Así se explica que aunque el área sembrada ha disminuido 20% desde 1981,
la producción promedio durante los 90 fue de 11.8 millones de sacos
anuales contra 10.2 en la década anterior. Solo que por este volumen de
producción se recibieron entonces en promedio US$3.110 millones por año y
en la década pasada apenas US$1.889, o sea, 48% menos por unidad.
La destacada labor de investigación
agrícola realizada en Colombia ha desarrollado ya la tecnología para
lograr una productividad promedio de 24 sacos por hectárea, que permitiría
hoy costos de entre US$0.55 y US$0.60 por libra. Pero no hay incentivos
suficientes para la tecnificación y renovación de cafetales. Se calcula
que se deberían adecuar entre 150.000 y 200.000 hectáreas mediante
renovación y densificación, adicionales a las 200.000 renovadas durante la
década pasada14. No obstante, por falta de financiación adecuada y de la
garantía mínima de un precio interno de sustentación de $300.000 por
carga, muchos de los cultivadores siguen sin adoptar el programa
tecnológico recomendado por Cenicafé, concebido para alcanzar este nuevo
nivel de eficiencia y evitar el rezago productivo del país.
Además, al igual que en el resto de
la agricultura colombiana, los altos precios de plaguicidas, herbicidas,
fertilizantes, etc., elevan desmedidamente los costos de producción, y los
impuestos que estos insumos soportan, contribuyen a encarecerlos.

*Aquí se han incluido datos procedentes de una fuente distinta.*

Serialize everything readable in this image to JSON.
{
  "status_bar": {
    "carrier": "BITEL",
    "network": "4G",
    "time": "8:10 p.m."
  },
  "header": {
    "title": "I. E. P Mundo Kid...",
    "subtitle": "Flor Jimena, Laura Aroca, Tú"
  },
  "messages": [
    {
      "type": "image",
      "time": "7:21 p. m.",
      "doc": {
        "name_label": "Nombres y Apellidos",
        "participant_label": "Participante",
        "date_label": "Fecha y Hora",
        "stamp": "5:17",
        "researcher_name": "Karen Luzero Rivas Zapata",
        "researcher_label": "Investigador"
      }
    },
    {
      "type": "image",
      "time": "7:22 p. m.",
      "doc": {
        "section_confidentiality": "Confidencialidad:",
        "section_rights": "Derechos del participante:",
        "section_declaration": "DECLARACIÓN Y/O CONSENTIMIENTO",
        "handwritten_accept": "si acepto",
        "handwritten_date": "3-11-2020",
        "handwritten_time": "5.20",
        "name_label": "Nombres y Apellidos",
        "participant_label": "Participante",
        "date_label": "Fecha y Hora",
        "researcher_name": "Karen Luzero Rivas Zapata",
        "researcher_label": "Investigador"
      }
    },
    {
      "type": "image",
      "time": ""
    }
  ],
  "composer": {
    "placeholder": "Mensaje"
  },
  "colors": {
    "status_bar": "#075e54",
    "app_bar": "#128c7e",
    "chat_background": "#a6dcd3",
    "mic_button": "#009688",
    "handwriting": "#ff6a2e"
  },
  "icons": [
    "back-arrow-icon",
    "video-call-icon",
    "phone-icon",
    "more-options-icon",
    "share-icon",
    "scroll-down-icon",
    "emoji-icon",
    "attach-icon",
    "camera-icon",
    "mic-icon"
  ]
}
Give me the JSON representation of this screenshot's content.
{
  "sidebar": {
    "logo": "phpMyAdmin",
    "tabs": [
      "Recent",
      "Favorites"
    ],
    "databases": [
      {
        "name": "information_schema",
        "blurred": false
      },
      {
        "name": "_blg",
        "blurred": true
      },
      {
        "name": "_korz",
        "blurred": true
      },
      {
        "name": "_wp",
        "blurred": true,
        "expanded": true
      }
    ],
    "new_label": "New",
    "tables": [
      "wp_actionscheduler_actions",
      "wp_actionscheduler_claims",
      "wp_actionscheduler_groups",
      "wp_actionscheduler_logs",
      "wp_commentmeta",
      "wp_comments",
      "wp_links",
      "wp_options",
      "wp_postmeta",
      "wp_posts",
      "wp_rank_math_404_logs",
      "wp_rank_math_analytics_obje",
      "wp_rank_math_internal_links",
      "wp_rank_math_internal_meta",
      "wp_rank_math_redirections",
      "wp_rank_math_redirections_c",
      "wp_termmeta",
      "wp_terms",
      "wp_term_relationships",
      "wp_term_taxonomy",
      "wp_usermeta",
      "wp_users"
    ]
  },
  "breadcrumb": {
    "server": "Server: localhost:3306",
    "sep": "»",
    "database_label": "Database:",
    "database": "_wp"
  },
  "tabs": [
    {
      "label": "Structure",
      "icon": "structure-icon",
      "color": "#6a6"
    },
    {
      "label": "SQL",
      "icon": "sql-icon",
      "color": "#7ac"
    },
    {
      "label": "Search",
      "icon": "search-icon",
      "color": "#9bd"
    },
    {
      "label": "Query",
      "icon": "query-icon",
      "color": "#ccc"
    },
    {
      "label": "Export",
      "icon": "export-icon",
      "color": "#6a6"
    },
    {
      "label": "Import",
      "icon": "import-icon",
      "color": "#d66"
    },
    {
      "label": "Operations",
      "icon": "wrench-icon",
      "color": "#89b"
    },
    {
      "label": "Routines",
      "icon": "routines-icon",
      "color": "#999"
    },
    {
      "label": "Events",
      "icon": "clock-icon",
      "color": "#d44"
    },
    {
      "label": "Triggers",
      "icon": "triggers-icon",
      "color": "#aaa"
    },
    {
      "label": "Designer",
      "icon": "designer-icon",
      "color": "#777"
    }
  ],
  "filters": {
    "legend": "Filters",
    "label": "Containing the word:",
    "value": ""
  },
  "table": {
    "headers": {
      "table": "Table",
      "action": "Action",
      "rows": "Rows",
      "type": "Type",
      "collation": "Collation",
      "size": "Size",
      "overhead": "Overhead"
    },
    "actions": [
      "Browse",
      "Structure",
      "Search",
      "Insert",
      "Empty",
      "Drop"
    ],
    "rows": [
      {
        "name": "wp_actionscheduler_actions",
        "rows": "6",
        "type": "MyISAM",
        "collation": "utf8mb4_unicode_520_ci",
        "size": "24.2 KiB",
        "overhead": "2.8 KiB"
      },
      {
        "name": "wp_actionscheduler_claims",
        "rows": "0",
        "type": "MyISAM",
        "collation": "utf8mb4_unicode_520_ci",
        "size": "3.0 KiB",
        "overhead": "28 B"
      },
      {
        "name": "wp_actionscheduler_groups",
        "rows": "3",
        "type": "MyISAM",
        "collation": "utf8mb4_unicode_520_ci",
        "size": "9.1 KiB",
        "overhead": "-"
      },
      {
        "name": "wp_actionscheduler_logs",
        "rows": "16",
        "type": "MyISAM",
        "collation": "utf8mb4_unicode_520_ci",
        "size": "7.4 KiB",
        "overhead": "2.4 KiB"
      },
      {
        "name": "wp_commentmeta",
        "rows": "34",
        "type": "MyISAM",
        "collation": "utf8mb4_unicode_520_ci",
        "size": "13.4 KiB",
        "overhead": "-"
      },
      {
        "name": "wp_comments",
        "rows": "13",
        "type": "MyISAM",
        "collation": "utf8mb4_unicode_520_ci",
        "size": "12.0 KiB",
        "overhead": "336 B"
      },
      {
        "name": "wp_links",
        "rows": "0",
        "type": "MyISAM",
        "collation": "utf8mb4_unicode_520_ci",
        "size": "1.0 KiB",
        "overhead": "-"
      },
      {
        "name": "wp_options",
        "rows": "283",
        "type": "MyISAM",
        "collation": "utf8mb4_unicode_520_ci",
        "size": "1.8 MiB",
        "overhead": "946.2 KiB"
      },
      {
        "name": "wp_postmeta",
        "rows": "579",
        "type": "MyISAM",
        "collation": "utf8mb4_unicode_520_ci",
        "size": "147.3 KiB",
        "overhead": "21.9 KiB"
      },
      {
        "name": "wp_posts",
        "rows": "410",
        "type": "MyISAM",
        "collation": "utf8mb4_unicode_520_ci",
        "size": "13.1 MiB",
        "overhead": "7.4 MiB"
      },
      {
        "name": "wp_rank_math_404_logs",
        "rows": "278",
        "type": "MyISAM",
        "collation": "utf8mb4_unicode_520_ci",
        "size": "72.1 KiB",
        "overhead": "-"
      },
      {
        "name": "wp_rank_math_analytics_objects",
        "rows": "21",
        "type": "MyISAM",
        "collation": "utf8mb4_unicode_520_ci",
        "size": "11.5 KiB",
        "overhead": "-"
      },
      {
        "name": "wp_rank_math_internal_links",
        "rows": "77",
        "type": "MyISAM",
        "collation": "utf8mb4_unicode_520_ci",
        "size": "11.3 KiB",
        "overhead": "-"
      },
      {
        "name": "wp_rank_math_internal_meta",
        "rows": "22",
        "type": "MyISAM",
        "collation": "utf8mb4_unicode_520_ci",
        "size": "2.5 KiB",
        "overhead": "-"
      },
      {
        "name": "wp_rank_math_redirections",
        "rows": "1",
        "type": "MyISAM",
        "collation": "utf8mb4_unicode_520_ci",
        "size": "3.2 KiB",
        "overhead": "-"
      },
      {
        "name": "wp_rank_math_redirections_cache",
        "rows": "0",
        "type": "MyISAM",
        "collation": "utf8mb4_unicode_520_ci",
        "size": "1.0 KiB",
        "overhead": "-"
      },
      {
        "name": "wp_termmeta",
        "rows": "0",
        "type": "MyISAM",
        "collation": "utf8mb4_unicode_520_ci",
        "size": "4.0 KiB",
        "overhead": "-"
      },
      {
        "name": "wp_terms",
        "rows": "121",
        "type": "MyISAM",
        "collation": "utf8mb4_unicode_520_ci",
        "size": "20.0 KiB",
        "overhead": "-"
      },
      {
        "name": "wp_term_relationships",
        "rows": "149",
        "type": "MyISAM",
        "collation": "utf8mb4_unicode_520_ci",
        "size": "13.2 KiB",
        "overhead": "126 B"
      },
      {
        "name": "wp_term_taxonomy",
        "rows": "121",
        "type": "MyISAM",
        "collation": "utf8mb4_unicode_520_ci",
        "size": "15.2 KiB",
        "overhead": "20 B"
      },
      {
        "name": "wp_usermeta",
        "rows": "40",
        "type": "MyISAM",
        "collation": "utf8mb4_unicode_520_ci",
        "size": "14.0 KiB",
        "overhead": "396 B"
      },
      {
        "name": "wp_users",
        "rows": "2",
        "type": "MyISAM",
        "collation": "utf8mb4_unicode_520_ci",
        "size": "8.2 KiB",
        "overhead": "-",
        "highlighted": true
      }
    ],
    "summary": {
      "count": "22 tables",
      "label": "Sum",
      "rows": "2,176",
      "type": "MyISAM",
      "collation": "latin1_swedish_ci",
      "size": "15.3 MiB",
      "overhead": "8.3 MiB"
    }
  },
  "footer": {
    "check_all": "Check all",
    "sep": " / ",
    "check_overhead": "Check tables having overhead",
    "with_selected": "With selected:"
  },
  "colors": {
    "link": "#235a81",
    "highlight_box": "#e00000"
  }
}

La Andi
denuncia que «uno de los factores que más ha influido en los mayores
costos de los insumos (agrícolas) lo constituyó la Ley 488 de 1998, en la
cual quedaron gravadas con tarifa general del IVA las materias primas para
la fabricación de estos productos»15. En el mismo sentido se pronunció la
SAC, que pide al gobierno la eliminación o reducción del IVA aplicado a
dichas materias primas, ya que los agroquímicos representan por lo menos
el 20% de los costos de producción agrícolas. Como resultado neto, según
investigación del Centro de Estudios Cafeteros y Empresariales, CRECE, al
precio actual de $28.000 por arroba la mayoría de las fincas cafeteras no
logra el equilibrio entre ingresos y egresos de caja, considerando solo
los costos de producción y sin tener en cuenta los costos financieros16 .
Crisis social y política cafetera
Del cultivo del café derivan su
sustento al menos 560.000 familias colombianas. Una caída del 23% en el
valor de la producción cafetera frente al nivel de 1998 originaría la
pérdida de 257.000 puestos de trabajo. De hecho muchos cultivadores, al
comprobar que los precios no cubren los costos, se verán obligados a
abandonar el negocio. Algunos estiman que la producción se reducirá a 5
millones de sacos, otros opinan que serán 8 millones, pero no es
improbable la desaparición completa de la caficultura nacional, en el
mediano plazo, si no se hace nada al respecto.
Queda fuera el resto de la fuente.